Trying to figure out how to install Spark on windows is a bit of a pain so here are some basic instructions:

  1. Download any of the prebuilt hadoop distribution for spark. For me downloading it for Hadoop version 2.6 worked perfectly.
  2. Download the winutils for Hadoop. Google should bring up several results. At the time of writing this one worked fine.

Now we have to make sure all our environmental variables arre set up correctly. We need to have the following things installed with the appropriate variables set:

  • HADOOP_HOME : for winutils
  • PYTHON_PATH : for Python
  • SPARK_HOME : for Spark
  • R_HOME : for R

Once all of these are added to our path, then we can simply run PySpark/SparkR in the shell in the normal manner.

For example, your environmental variables may look something like this:

set HADOOP_HOME=C:\Users\chapm\HADOOP
set PYTHON_PATH="C:\Users\chapm\Python"
set SPARK_HOME=C:\Users\chapm\Spark
set R_HOME="C:\Users\chapm\R-3.X.X\bin"

set PATH=%PATH%;%JAVA_HOME%\BIN;%PYTHON_PATH%;%HADOOP_HOME%;%SPARK_HOME%\bin;%R_HOME%;%PYTHON_PATH%\Scripts

If you run pyspark or sparkr in the command line the pyspark shell should now work.

Getting RStudio working with Spark

To get RStudio working with Spark, we only need to link the library within Spark with the R Script.

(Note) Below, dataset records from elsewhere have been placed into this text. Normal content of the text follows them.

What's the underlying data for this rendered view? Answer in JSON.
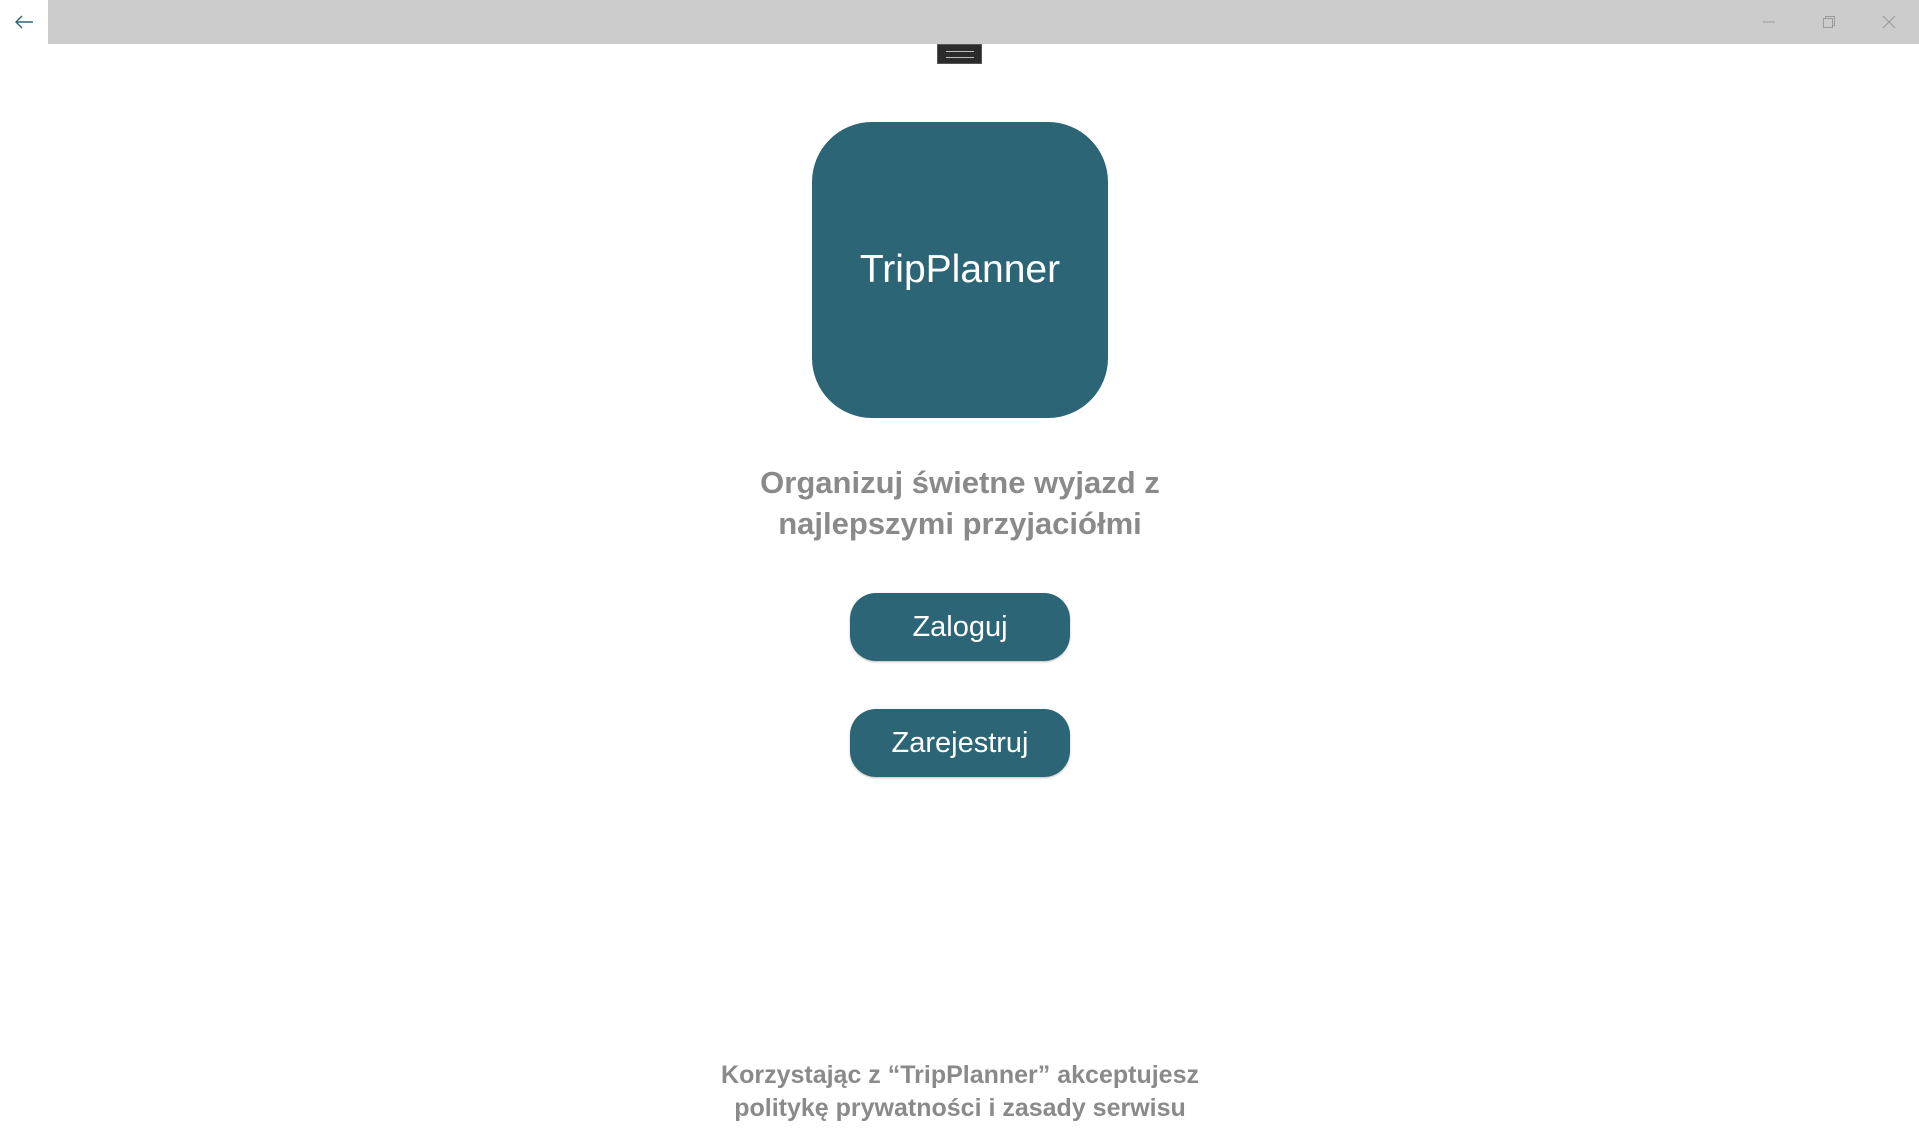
{
  "window": {
    "back_icon": "back-arrow-icon",
    "minimize_icon": "minimize-icon",
    "maximize_icon": "restore-icon",
    "close_icon": "close-icon"
  },
  "app": {
    "logo_text": "TripPlanner",
    "accent_color": "#2c6576"
  },
  "welcome": {
    "tagline_line1": "Organizuj świetne wyjazd z",
    "tagline_line2": "najlepszymi przyjaciółmi"
  },
  "actions": {
    "login_label": "Zaloguj",
    "register_label": "Zarejestruj"
  },
  "footer": {
    "line1": "Korzystając z “TripPlanner” akceptujesz",
    "line2": "politykę prywatności i zasady serwisu"
  }
}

If we simply run the following code, SparkR should work with RStudio:

Sys.setenv(SPARK_HOME="C:/Users/chapm/Spark")
.libPaths(c(file.path(Sys.getenv("SPARK_HOME"),"R","lib"), .libPaths()))

# load sparkR
library(SparkR)

# Initialize SparkContext and SQLContext
sc <- sparkR.init()
sqlContext <- sparkRSQL.init(sc)

Getting IPython working with Spark

The easiest way is to create a new profile with the correct start up options.

ipython create profile pyspark

Within the startup folder, we can create a script (00-XX.py) with the following:

import sys

spark_home = "C:/Users/chapm/Spark"

sys.path.insert(0, spark_home + "/python")

# Add the py4j to the path.
# You may need to change the version number to match your install
sys.path.insert(0, spark_home + '/python/lib/py4j-0.8.2.1-src.zip')

# Initialize PySpark to predefine the SparkContext variable 'sc'
execfile(spark_home+ '/python/pyspark/shell.py')

Now running ipython notebook --profile=pyspark should launch your notebook with Spark enabled.